L’affaire dite « Baby-loup », du nom de la crèche concernée, est née de la rédaction du règlement intérieur de ladite entreprise et de l’invocation de ce texte au soutien d’une mesure de licenciement pour faute grave. La salariée licenciée s’était effectivement vue reprocher par son employeur son insubordination réitérée, cette dernière ayant persisté à porter un voile islamique, nonobstant les demandes de l’employeur de l’ôter sur le lieu de travail, conformément aux dispositions du règlement intérieur évoqué.
Pour mémoire, sont expressément prohibées dans un règlement intérieur les dispositions imposant des obligations ou comportant des interdictions de caractère général, sans distinction entre les salariés selon la nature des tâches effectuées
(article L 1321-32 du Code du travail). Sont ainsi visées les clauses portant atteinte aux droits des personnes ainsi qu’aux libertés, tant individuelles que collectives. La liberté de conscience et de pensée relève en effet des libertés fondamentales qui ne peuvent faire l’objet de restriction.

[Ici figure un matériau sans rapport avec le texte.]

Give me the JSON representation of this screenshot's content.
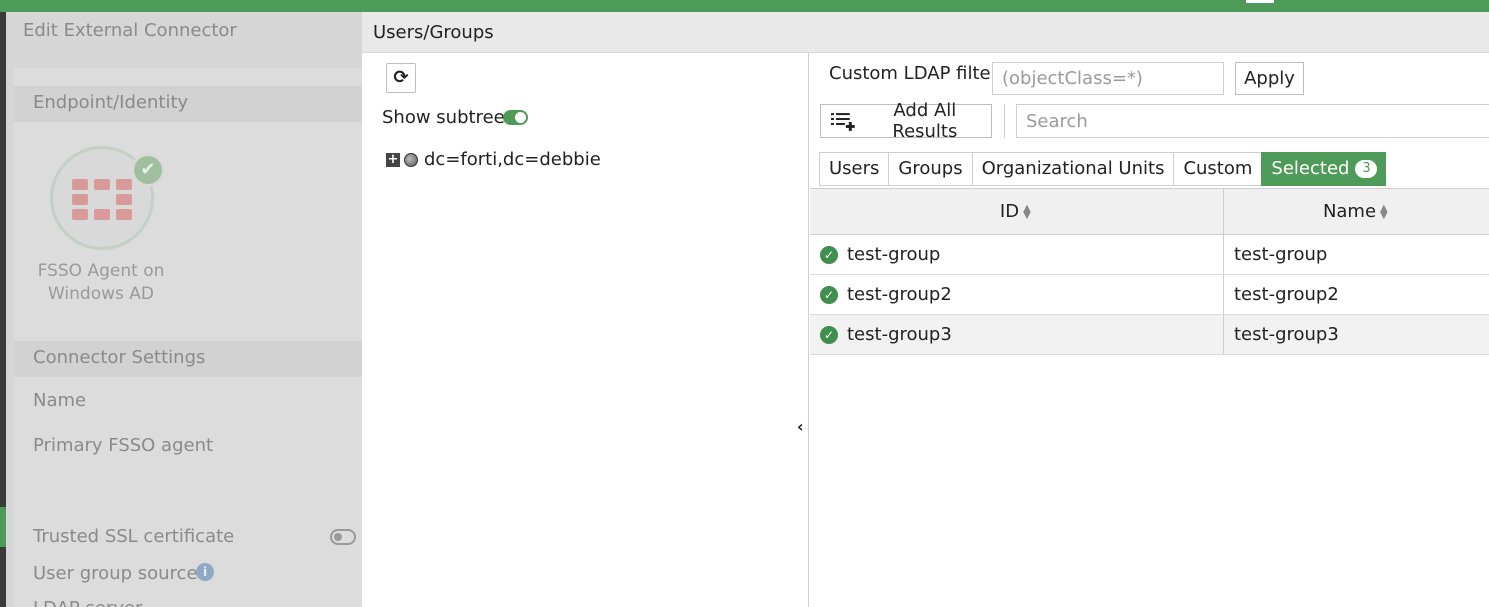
{
  "background_form": {
    "title": "Edit External Connector",
    "section_endpoint": "Endpoint/Identity",
    "connector_card_label": "FSSO Agent on Windows AD",
    "section_settings": "Connector Settings",
    "field_name": "Name",
    "field_primary_agent": "Primary FSSO agent",
    "field_trusted_ssl": "Trusted SSL certificate",
    "field_user_group_source": "User group source",
    "field_ldap_server": "LDAP server"
  },
  "dialog": {
    "title": "Users/Groups",
    "tree": {
      "show_subtree_label": "Show subtree",
      "show_subtree_on": true,
      "root_node": "dc=forti,dc=debbie"
    },
    "filter": {
      "label": "Custom LDAP filter",
      "placeholder": "(objectClass=*)",
      "apply_label": "Apply"
    },
    "add_all_label": "Add All Results",
    "search_placeholder": "Search",
    "tabs": [
      {
        "label": "Users"
      },
      {
        "label": "Groups"
      },
      {
        "label": "Organizational Units"
      },
      {
        "label": "Custom"
      },
      {
        "label": "Selected",
        "count": "3",
        "active": true
      }
    ],
    "table": {
      "columns": [
        "ID",
        "Name"
      ],
      "rows": [
        {
          "id": "test-group",
          "name": "test-group"
        },
        {
          "id": "test-group2",
          "name": "test-group2"
        },
        {
          "id": "test-group3",
          "name": "test-group3"
        }
      ]
    }
  },
  "colors": {
    "accent_green": "#4e9a58"
  },
  "icons": [
    "refresh-icon",
    "expand-plus-icon",
    "globe-icon",
    "add-list-icon",
    "sort-icon",
    "check-circle-icon",
    "chevron-left-icon",
    "info-icon"
  ]
}
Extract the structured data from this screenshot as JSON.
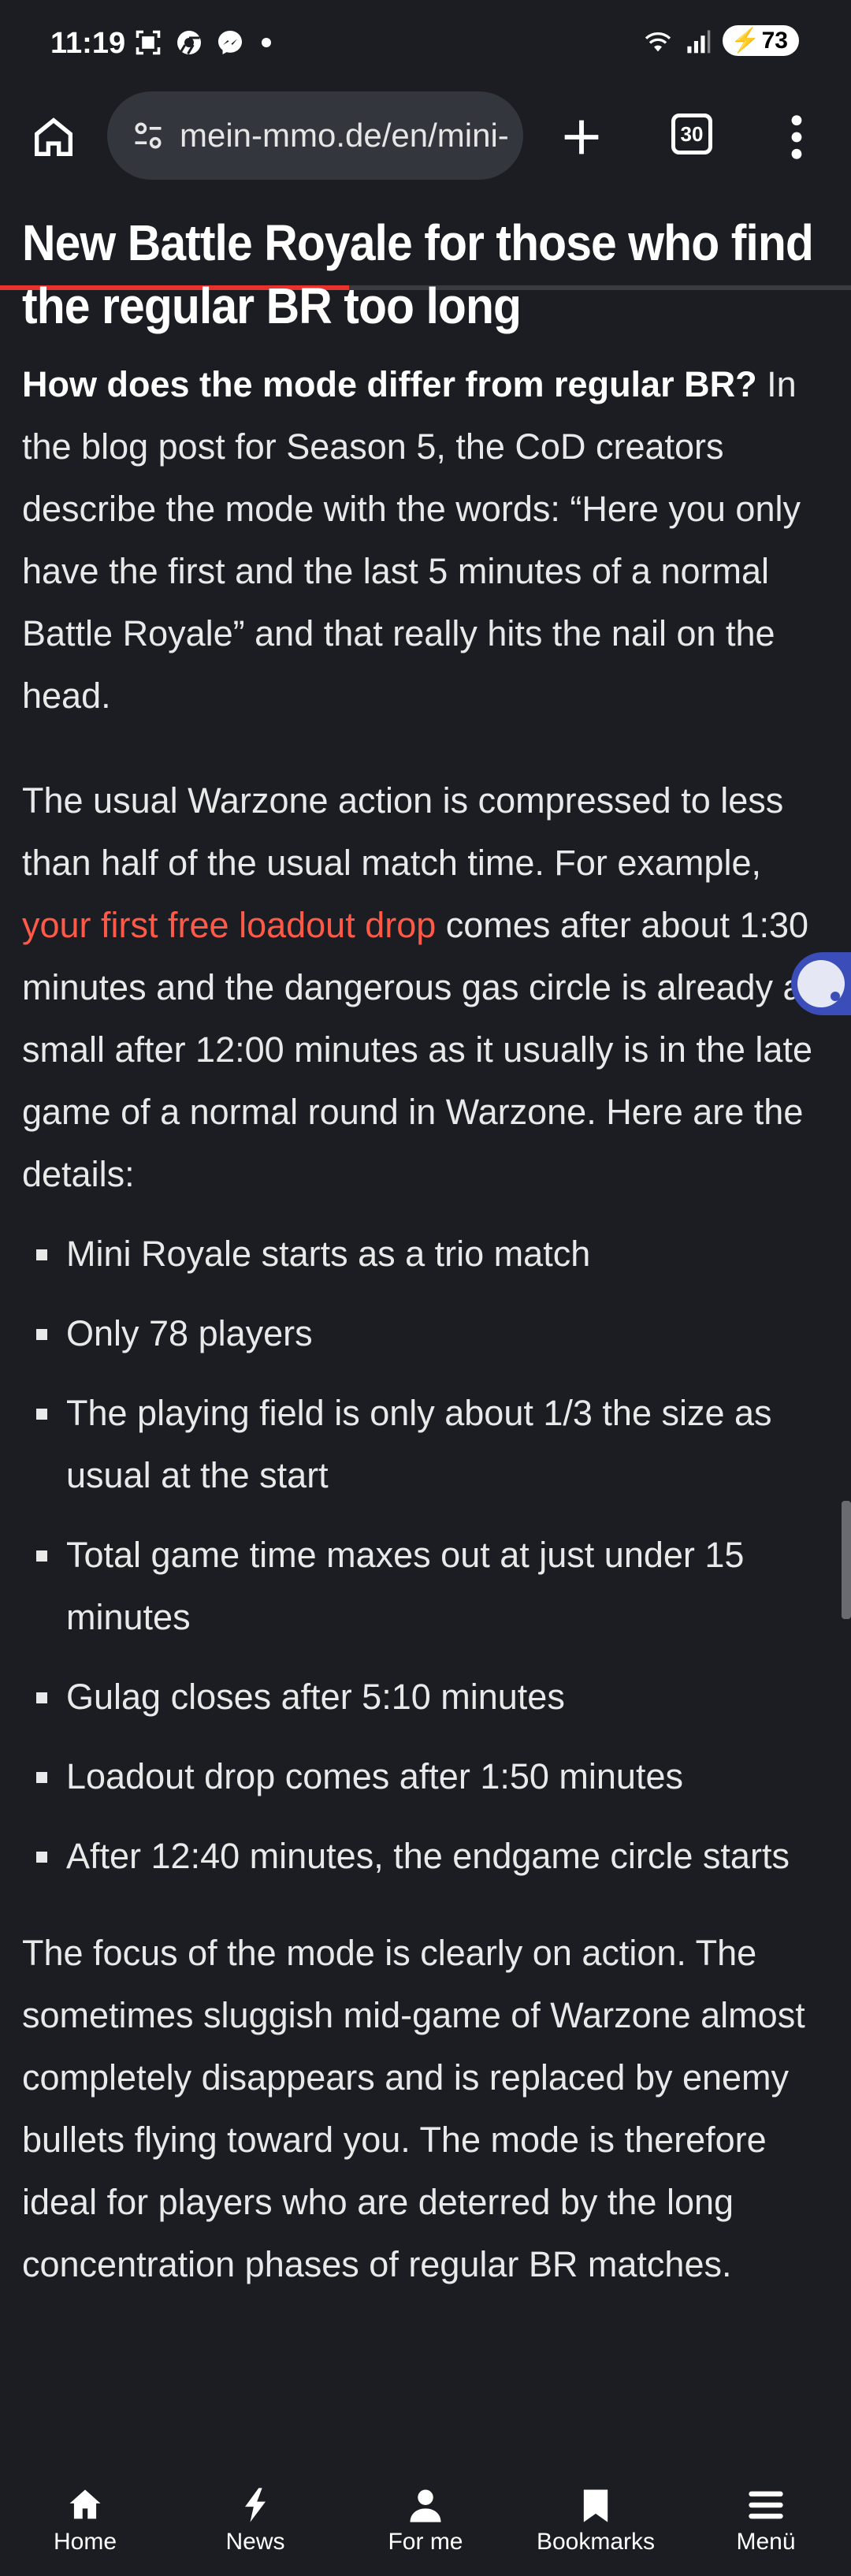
{
  "status_bar": {
    "time": "11:19",
    "battery": "73",
    "icons": [
      "screenshot-icon",
      "chrome-icon",
      "messenger-icon",
      "wifi-icon",
      "signal-icon",
      "battery-icon"
    ]
  },
  "browser": {
    "url": "mein-mmo.de/en/mini-royale",
    "tab_count": "30",
    "load_progress": 0.41
  },
  "article": {
    "heading": "New Battle Royale for those who find the regular BR too long",
    "p1_bold": "How does the mode differ from regular BR?",
    "p1_text": " In the blog post for Season 5, the CoD creators describe the mode with the words: “Here you only have the first and the last 5 minutes of a normal Battle Royale” and that really hits the nail on the head.",
    "p2_before": "The usual Warzone action is compressed to less than half of the usual match time. For example, ",
    "p2_link": "your first free loadout drop",
    "p2_after": " comes after about 1:30 minutes and the dangerous gas circle is already as small after 12:00 minutes as it usually is in the late game of a normal round in Warzone. Here are the details:",
    "details": [
      "Mini Royale starts as a trio match",
      "Only 78 players",
      "The playing field is only about 1/3 the size as usual at the start",
      "Total game time maxes out at just under 15 minutes",
      "Gulag closes after 5:10 minutes",
      "Loadout drop comes after 1:50 minutes",
      "After 12:40 minutes, the endgame circle starts"
    ],
    "p3": "The focus of the mode is clearly on action. The sometimes sluggish mid-game of Warzone almost completely disappears and is replaced by enemy bullets flying toward you. The mode is therefore ideal for players who are deterred by the long concentration phases of regular BR matches."
  },
  "bottom_nav": {
    "items": [
      {
        "label": "Home",
        "icon": "home-icon"
      },
      {
        "label": "News",
        "icon": "bolt-icon"
      },
      {
        "label": "For me",
        "icon": "person-icon"
      },
      {
        "label": "Bookmarks",
        "icon": "bookmark-icon"
      },
      {
        "label": "Menü",
        "icon": "hamburger-icon"
      }
    ]
  },
  "colors": {
    "background": "#1c1d22",
    "link": "#ff5a48",
    "progress": "#e8322e"
  }
}
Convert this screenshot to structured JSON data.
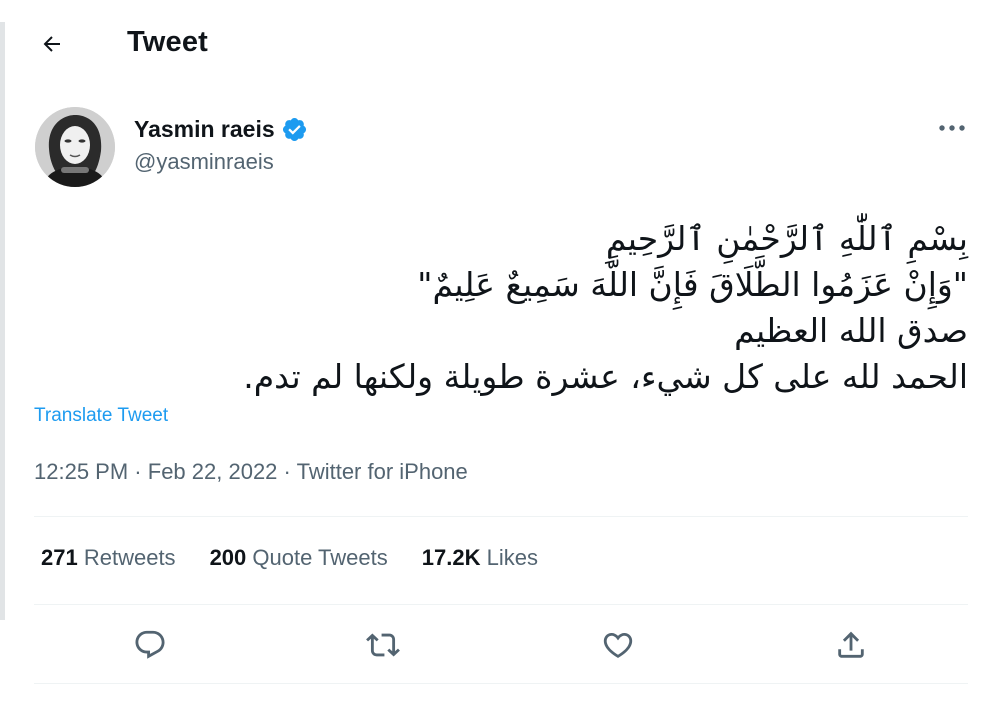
{
  "header": {
    "title": "Tweet",
    "back_icon": "arrow-left-icon"
  },
  "author": {
    "display_name": "Yasmin raeis",
    "handle": "@yasminraeis",
    "verified": true,
    "verified_color": "#1d9bf0"
  },
  "tweet": {
    "lines": [
      "بِسْمِ ٱللّٰهِ ٱلرَّحْمٰنِ ٱلرَّحِيمِ",
      "\"وَإِنْ عَزَمُوا الطَّلَاقَ فَإِنَّ اللَّهَ سَمِيعٌ عَلِيمٌ\"",
      "صدق الله العظيم",
      "الحمد لله على كل شيء، عشرة طويلة ولكنها لم تدم."
    ],
    "translate_label": "Translate Tweet"
  },
  "meta": {
    "time": "12:25 PM",
    "separator": "·",
    "date": "Feb 22, 2022",
    "source": "Twitter for iPhone"
  },
  "stats": {
    "retweets": {
      "count": "271",
      "label": "Retweets"
    },
    "quotes": {
      "count": "200",
      "label": "Quote Tweets"
    },
    "likes": {
      "count": "17.2K",
      "label": "Likes"
    }
  },
  "colors": {
    "accent": "#1d9bf0",
    "text": "#0f1419",
    "muted": "#536471"
  },
  "action_icons": [
    "reply-icon",
    "retweet-icon",
    "like-icon",
    "share-icon"
  ]
}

Ne peuvent ainsi notamment figurer dans le règlement intérieur l’interdiction de discussions politiques ou religieuses et de toute conversation entre les salariés étrangère au service (CE 25-1-1989 n° 64296 : RJS 5/89 n° 423).
Par la décision dite « Baby-Loup », la Cour de Cassation est venue encore préciser
le périmètre des interdictions (Cass. Soc. 19 mars 2013 n° 11-28.845). Pour mémoire,
les dispositions du règlement intérieur de cette crèche imposaient au personnel une obligation générale de laïcité et de neutralité. Si les juges du fond avaient pu estimer cette obligation comme légitime au regard de l’activité de la société, ce ne fut pas
le cas de la Cour Suprême qui a donc cassé l’arrêt rendu par la Cour d’appel.
La Cour a ainsi rappelé que le principe de laïcité posé par la Constitution française n’est pas applicable aux employeurs de droit privé ne gérant pas un service public. La crèche, même chargée d’une mission d’intérêt général – la garde d’enfants, devait donc s’en tenir au Code du travail.
En application des articles L 1121-1, L 1133-1 et L 1321-3 du Code du travail,
les restrictions apportées à la liberté religieuse doivent être justifiées par
la nature de la tâche à accomplir, répondre à une exigence professionnelle essentielle et déterminante et être proportionnée au but recherché.
Par sa généralité et son imprécision, la clause du règlement intérieur de la crèche Baby-Loup contrevenait à ces règles. Sa méconnaissance ne pouvait dès lors justifier
le licenciement de la salariée. La mesure de rupture fautive devenant alors constitutive d’une discrimination en raison des convictions religieuses de l’intéressée, elle a logiquement été déclarée nulle.
La HALDE avait déjà peu ou prou exprimé les mêmes restrictions à la rédaction d’un règlement intérieur : la clause restreignant la liberté religieuse doit être rédigée le plus précisément possible, la pertinence et la proportionnalité de la restriction aux libertés
du salarié s’appréciant au cas par cas, au regard des tâches concrètes du salarié
et du contexte de l’exécution de son travail (Délibération Halde 2009-117 du 6-4-2009).
L’on peut le déplorer ou s’en réjouir, mais il semble que la Cour en soit arrivée ici
à une interprétation stricte de notre législation nationale. En effet, en l’état actuel
du droit, les principes de laïcité et de neutralité ne peuvent pas être invoqués pour restreindre la liberté de religion des salariés employés dans une entreprise n’assurant pas la gestion d’un service public.
En tout état de cause, ces questions de société sont donc tranchées par le législateur
et non par le juge, et en l’état du droit positif, il n’existe pas de norme législative en ce sens. C’est sur cet aspect que le débat, à tout le moins délicat et compliqué, semble aujourd’hui ouvert devant nos institutions.